Easton's Bible Dictionary

(Kiana) #1

  • ONESIPHORUS bringing profit, an Ephesian Christian who showed
    great kindness to Paul at Rome. He served him in many things, and had oft
    refreshed him. Paul expresses a warm interest in him and his household (2
    Timothy 1:16-18; 4:19).

  • ONION The Israelites in the wilderness longed for the “onions and
    garlick of Egypt” (Numbers 11:5). This was the betsel of the Hebrews, the
    Allium cepe of botanists, of which it is said that there are some thirty or
    forty species now growing in Palestine. The onion is “the ‘undivided’ leek,
    unio, unus, one.”

  • ONO a town of Benjamin, in the “plain of Ono” (1 Chronicles 8:12; Ezra
    2:33); now Kefr ‘Ana, 5 miles north of Lydda, and about 30 miles
    north-west of Jerusalem. Not succeeding in their attempts to deter
    Nehemiah from rebuilding the walls of Jerusalem, Sanballat and Tobiah
    resorted to strategem, and pretending to wish a conference with him, they
    invited him to meet them at Ono. Four times they made the request, and
    every time Nehemiah refused to come. Their object was to take him
    prisoner.

  • ONYCHA a nail; claw; hoof, (Hebrews sheheleth; Exodus 30:34), a Latin
    word applied to the operculum, i.e., the claw or nail of the strombus or
    wing-shell, a univalve common in the Red Sea. The opercula of these
    shell-fish when burned emit a strong odour “like castoreum.” This was an
    ingredient in the sacred incense.

  • ONYX a hail; claw; hoof, (Hebrews shoham), a precious stone adorning
    the breast-plate of the high priest and the shoulders of the ephod (Exodus
    28:9-12, 20; 35:27; Job 28:16; Ezekiel 28:13). It was found in the land of
    Havilah (Genesis 2:12). The LXX. translates the Hebrew word by
    smaragdos, an emerald. Some think that the sardonyx is meant. But the
    onyx differs from the sardonyx in this, that while the latter has two layers
    (black and white) the former has three (black, white, and red).
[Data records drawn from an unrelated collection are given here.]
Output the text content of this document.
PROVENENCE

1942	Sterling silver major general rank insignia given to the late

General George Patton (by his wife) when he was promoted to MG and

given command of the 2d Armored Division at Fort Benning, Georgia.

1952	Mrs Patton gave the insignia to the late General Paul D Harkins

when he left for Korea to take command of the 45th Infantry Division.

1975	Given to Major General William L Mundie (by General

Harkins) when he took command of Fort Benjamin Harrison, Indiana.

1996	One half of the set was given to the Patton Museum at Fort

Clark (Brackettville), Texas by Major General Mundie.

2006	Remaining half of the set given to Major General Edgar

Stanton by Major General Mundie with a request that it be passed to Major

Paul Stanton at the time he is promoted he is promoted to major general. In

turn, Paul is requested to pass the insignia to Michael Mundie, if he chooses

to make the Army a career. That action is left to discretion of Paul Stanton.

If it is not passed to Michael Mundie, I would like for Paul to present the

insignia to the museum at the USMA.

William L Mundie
  • OPEN PLACE Genesis 38:14, 21, mar. Enaim; the same probably as
    Enam (Joshua 15:34), a city in the lowland or Shephelah.

  • OPHEL hill; mound, the long, narrow, rounded promontory on the
    southern slope of the temple hill, between the Tyropoeon and the Kedron
    valley (2 Chronicles 27:3; 33:14; Nehemiah 3:26, 27). It was surrounded
    by a separate wall, and was occupied by the Nethinim after the Captivity.